Onto the last few weeks of training - usual story, Mondays and wednesdays at Rickson's, Fridays at Carlson's. All the usual drills really except that Dean T's sessions have been revelations - every lesson I've come away with a little gem. The ones that stand out are the relaxation required when applying chokes - I did one so well that I didn't even think I was doing anything. The other major thing was Dean helping me with my escape from cross side. I don't find bridge escapes easy due to my poor lower back mobility, so Dean showed me an escape using your legs to move your body to the side, slide the lower knee in to block the abdomen then project the free leg away to sweep your opponent over - really liked this and will work well for me - just need to drill it. The key with the leg movement is to engage the core of your body so that your legs connect up through your torso - realy obvious, but the penny dropped that previously I've just been waving my legs around - just a lack of understanding on my part. This also means that I really need to work up some core strength. After a good demonstration by Dean, I think I'm going to make an effort with an old Yoga video - I reckon this will benefit in sorts of ways.
Dean also spent some time with me rolling at the end of one session - in the way that he likes to roll - just playing really, working the movement and just "sensing". I really enjoyed this - it was imply fun but I could feel a whole lot more than I normally would - it's this "pronounced" form of training that gradually hones the sensitivity that allows the purity of Jiu Jitsu to prevail. Sure, I'm a long way from that , but it's really where I want to be in the way that I roll. It's what it's all really about. I'm really loving the training at the moment and finish every session with the same buzz that I had when I first started...love it!
Rick has also helped me with some escapes from a common position at Carlson's - the head crush either from under mount or sometimes when holding guard. It was clear I've just been doing everything wrong - when holding guard I need to release guard, trap arms and work sweeps. Under Mount, instead of going for Upas that aren't there I need to be shrimping out. So obvious...now I've been shown - cheers Rick...and thank you from my neck too!
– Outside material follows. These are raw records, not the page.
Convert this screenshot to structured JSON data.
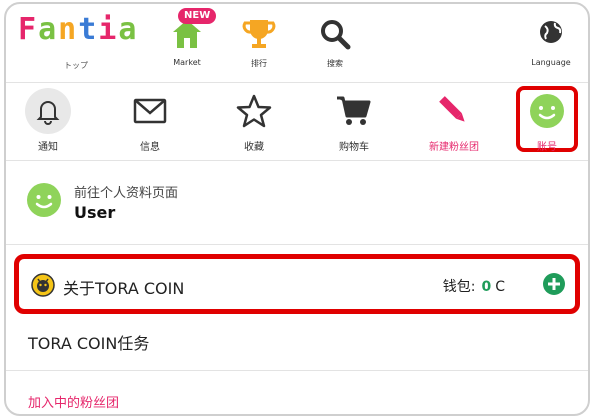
{
  "header": {
    "logo": "Fantia",
    "logo_caption": "トップ",
    "new_badge": "NEW",
    "market_label": "Market",
    "ranking_label": "排行",
    "search_label": "搜索",
    "language_label": "Language"
  },
  "nav": {
    "notify": "通知",
    "messages": "信息",
    "favorites": "收藏",
    "cart": "购物车",
    "new_fanclub": "新建粉丝团",
    "account": "账号"
  },
  "profile": {
    "goto_label": "前往个人资料页面",
    "username": "User"
  },
  "tora": {
    "about_label": "关于TORA COIN",
    "wallet_label": "钱包:",
    "balance": "0",
    "unit": "C"
  },
  "menu": {
    "mission": "TORA COIN任务",
    "joined_fanclubs": "加入中的粉丝团"
  },
  "colors": {
    "logo_letters": [
      "#e6266b",
      "#7ac143",
      "#f5a623",
      "#3a7bd5",
      "#e6266b",
      "#7ac143"
    ],
    "accent_pink": "#e6266b",
    "green_avatar": "#8fd35a",
    "coin_green": "#1f9c5a",
    "highlight_red": "#e00000"
  },
  "icons": [
    "home-icon",
    "trophy-icon",
    "search-icon",
    "globe-icon",
    "bell-icon",
    "envelope-icon",
    "star-icon",
    "cart-icon",
    "pencil-icon",
    "smiley-avatar-icon",
    "coin-icon",
    "plus-icon"
  ]
}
One other breakthrough to mention happened during a light session with just me and Si one Wednesday. We just went through standing up in guard - trying to prefect this technique over and over. I finally made a few minor adjustments, the main one being to drive my stand from my foot position (like a sprint start), rather than awkwardly squatting to standing position...bit by bit, things just get better.
Everything's relative and belts aren't everything, but I've set out my goals and they remain intact. It takes many people only a couple of years to go from white to blue. By the time I hopefully get there, I will have been a white belt for four years, partly due to economics, but the results I get at tournaments and when rolling tell me I am where I should be. I want nothing more than to feel that any grades I earn came at the right time and that I am the best white belt I can be...still lots of work to do and I'm loving every second.
Speak to you again soon. I'm off to bed to sleep off this adrenaline headache.